22.10.2021 Das Tumorboard des Krankenhauses, in dem ich mir eine Zweitmeinung einholte, entschied sehr schnell und einstimmig, dass eine Axilla Dissektion sehr empfehlenswert wäre. Am Geburtstag meiner Frau* wurde ich also erneut operiert. Diesmal musste ich sogar 9 Tage im Spital bleiben, länger als bei der Mastektomie.
Zwei Wochen später bekam ich das erleichternde Ergebnis: keine der 11 entnommenen Lymphknoten wurden positiv auf Krebszellen getestet.
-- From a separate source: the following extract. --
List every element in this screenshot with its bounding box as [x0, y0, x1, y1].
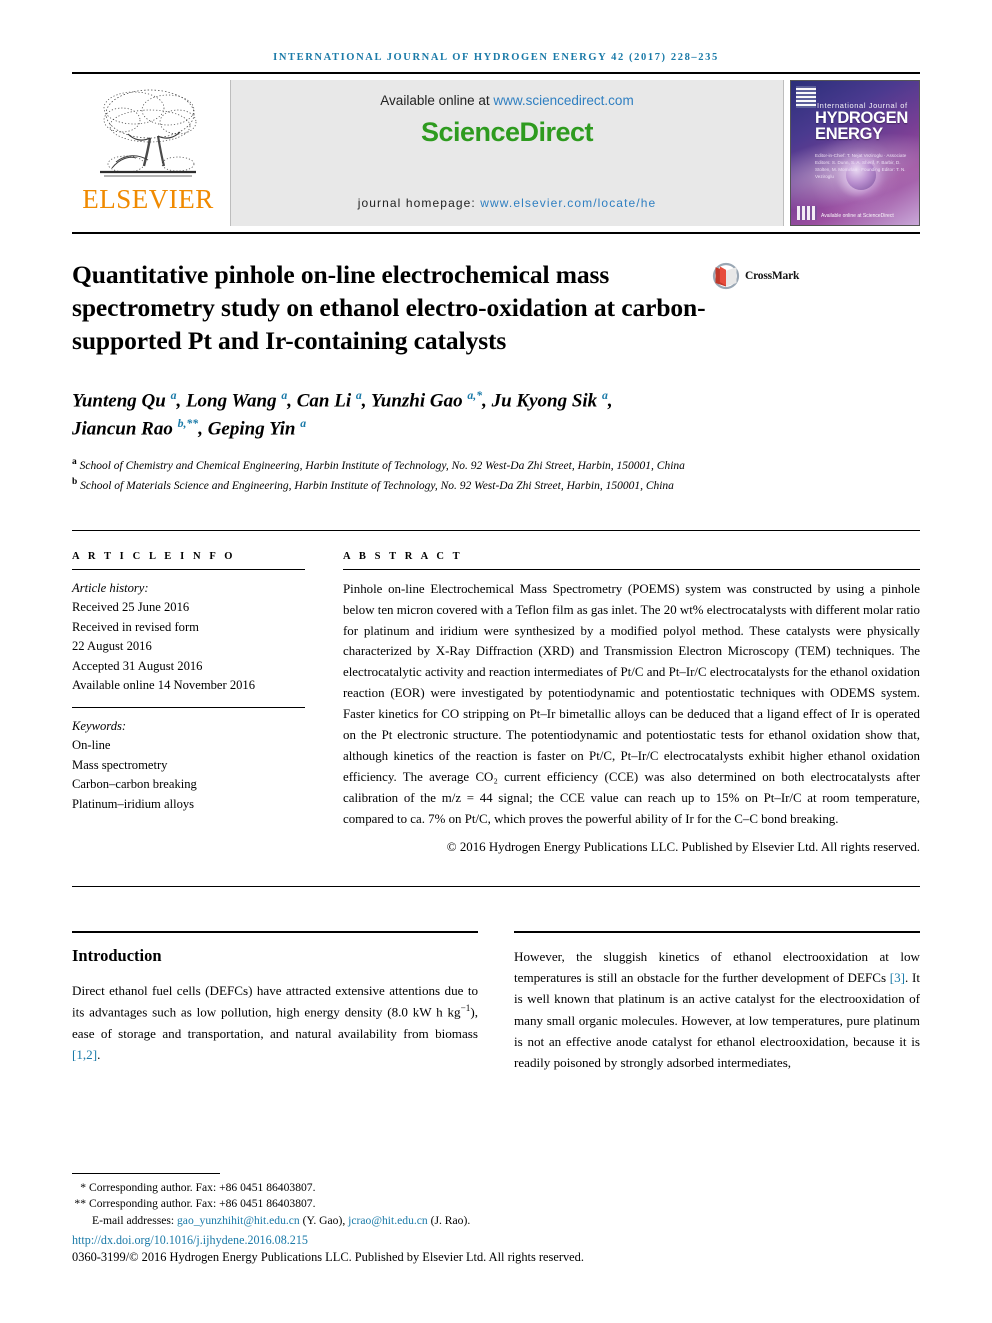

Danach stand noch die Entscheidung aus, eine Bestrahlung über mich ergehen zu lassen. Aufgrund meines Alters, der Aggressivität meiner Krebses und der Größe des Tumors wurde jedenfalls darüber nachgedacht zusätzlich zur Chemotherapie und den beiden OPs eine Bestrahlung durchzuführen. Schlussendlich habe ich mich gegen eine Bestrahlung entschieden. Die Leitlinie konnte in meinem Fall keine klare Aussage treffen, es hieß, mein Fall wäre ein Graubereich und eine klare Empfehlung für oder entgegen einer Bestrahlung könne nicht gegeben werden. Es war nun meine Entscheidung. Ich entschied mich gegen eine Bestrahlung. Ich kann nicht sagen, ob dies die richtige oder falsche Entscheidung war, bisher sind die Bildgebungen jedenfalls nicht auffällig, oder nicht auffällig genug, um die damalige Entscheidung zu bereuen.
Die Brustangleichungsoperation hatte ich am 29.09.2022.
Tipp: Solltest du eine Mastektomie mit Sofortrekonstruktion haben, ist die Wahrscheinlichkeit, dass sich an der operierten Brust optisch etwas ändert, unwahrscheinlich, daher brauchst du nicht so lange warten mit der optischen Angleichung. Such sobald wie möglich bei der ÖGK darum an.